Kendi hikâyesinde kurban olan herkese,
burada yalnız değilsiniz.
28 Şubat 2021
00.58
Güneşli bir perşembeydi.
Eğer bir kitabın içinde olsaydı, böyle başlardı öyküsünü anlatmaya. Önce hava durumundan bahseder, sevdiği bir yazardan alıntı yapar; sonra da hayatını değiştiren tüm o olaylar silsilesinin konusunu açardı ama yaşadıklarını sadece hayatını değiştiren olaylar silsilesi olarak adlandırmak sadece kahkaha atma isteği uyandırıyordu. Hayatını değiştiren olaylar silsilesi yerine kullanabilecek bir tanım düşündü. Felaketler? Yaratıcı değildi. Hayatını yerle bir eden olaylar ya da dibe vuruşuna dair hatıralar... Hiçbiri tam olarak yeterli değildi.
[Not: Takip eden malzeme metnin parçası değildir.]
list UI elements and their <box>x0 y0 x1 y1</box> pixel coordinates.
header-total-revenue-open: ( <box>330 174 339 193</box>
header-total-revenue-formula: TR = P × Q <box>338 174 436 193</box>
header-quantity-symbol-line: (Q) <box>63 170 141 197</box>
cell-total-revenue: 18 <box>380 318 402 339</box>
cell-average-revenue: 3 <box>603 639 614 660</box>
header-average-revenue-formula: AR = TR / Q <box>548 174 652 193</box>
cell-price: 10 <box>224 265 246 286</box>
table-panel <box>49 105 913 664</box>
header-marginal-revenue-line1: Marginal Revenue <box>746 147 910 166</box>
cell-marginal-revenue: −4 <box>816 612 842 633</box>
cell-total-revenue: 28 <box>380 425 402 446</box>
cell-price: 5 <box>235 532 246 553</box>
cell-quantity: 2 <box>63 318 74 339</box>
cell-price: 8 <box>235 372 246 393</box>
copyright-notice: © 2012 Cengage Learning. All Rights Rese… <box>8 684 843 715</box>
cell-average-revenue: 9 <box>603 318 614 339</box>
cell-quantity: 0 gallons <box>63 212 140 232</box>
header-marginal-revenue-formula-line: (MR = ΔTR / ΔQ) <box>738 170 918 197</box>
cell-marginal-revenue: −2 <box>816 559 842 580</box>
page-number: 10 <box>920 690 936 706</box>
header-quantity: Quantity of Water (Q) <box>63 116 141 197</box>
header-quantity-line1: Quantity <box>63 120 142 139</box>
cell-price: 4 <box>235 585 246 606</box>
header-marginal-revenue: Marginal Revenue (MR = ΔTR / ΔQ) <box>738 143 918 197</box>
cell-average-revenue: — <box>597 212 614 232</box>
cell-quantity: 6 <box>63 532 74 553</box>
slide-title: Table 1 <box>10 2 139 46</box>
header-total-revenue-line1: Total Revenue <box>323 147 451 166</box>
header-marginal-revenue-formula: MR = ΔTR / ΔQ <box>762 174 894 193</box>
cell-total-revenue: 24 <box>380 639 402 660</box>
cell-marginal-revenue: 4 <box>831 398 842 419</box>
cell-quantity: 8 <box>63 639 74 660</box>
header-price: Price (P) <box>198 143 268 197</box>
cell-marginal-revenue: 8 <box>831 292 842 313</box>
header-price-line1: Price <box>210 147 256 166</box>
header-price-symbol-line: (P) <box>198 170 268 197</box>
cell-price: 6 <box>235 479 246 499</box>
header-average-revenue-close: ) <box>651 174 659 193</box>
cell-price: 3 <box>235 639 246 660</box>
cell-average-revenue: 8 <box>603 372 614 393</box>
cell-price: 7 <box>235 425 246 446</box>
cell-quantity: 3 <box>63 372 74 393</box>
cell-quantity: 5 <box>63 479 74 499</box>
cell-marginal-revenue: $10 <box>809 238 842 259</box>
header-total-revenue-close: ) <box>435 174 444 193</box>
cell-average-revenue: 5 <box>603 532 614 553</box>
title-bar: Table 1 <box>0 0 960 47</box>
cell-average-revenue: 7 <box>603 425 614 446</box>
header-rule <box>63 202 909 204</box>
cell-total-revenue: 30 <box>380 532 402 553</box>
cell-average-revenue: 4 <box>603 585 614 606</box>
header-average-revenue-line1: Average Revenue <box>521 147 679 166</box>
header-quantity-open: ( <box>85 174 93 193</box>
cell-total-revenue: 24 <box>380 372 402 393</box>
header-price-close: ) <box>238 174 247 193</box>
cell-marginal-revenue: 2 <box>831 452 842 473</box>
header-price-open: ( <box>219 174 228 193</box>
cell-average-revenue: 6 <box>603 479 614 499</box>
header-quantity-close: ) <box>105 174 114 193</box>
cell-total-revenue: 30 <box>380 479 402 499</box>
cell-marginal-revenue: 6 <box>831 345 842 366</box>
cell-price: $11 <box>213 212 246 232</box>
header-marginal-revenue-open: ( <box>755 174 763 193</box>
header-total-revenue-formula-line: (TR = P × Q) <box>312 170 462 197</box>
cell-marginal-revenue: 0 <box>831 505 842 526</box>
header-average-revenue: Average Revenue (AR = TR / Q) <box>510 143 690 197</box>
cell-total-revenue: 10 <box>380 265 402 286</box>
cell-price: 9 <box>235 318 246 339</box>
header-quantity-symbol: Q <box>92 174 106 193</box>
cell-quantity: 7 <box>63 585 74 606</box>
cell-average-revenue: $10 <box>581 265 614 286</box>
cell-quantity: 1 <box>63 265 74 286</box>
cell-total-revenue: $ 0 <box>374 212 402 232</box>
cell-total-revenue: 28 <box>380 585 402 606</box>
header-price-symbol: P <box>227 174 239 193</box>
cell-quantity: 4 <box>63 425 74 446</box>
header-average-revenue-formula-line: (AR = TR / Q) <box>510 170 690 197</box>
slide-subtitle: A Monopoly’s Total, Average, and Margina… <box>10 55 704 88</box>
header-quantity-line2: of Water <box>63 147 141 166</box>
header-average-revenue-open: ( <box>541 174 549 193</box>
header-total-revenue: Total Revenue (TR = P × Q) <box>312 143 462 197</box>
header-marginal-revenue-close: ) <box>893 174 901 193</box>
Sanki bu cümleleri gören biri, okurun ilgisini çekmek ve merakını uyandırmak için yazarın abarttığını düşünürdü.
Oysa günün güneşli olması da, hissettikleri de ne yazarın abartısıydı ne de epik bir filmin perdedeki haliydi.
Bu sadece Manolya'nın hikâyesiydi.
İnsanları bir roman karakteri olarak görmeyi severdi ve kendisinin de başka bir evrendeki insanları yazdığını düşünürdü. Belki de kendi hayatının kontrolünü o kadar kaybetmişti ki başkaları üzerinde kontrol sahibi olmak, hala iplerin elinde olduğunu hissettiren yegane şeylerden biriydi. Eğer bu gerçekse, kendisi de onlardan biriydi.
Kurbanlardan.
Yazarların, kitaplarını ilginçleştirmek için verdikleri kurbanlardan biriydi.
Manolya'nın hikayesini yazan her kimse, onun eline kalem almaya cesaret etmesi bile Manolya'yı şaşırtıyordu. Gerçekten böyle biri varsa, gamsız sürtüğün teki olmalıydı.
Ve, eğer kitabın sonu mutlu bitse bile Manolya onu asla affetmeyecekti.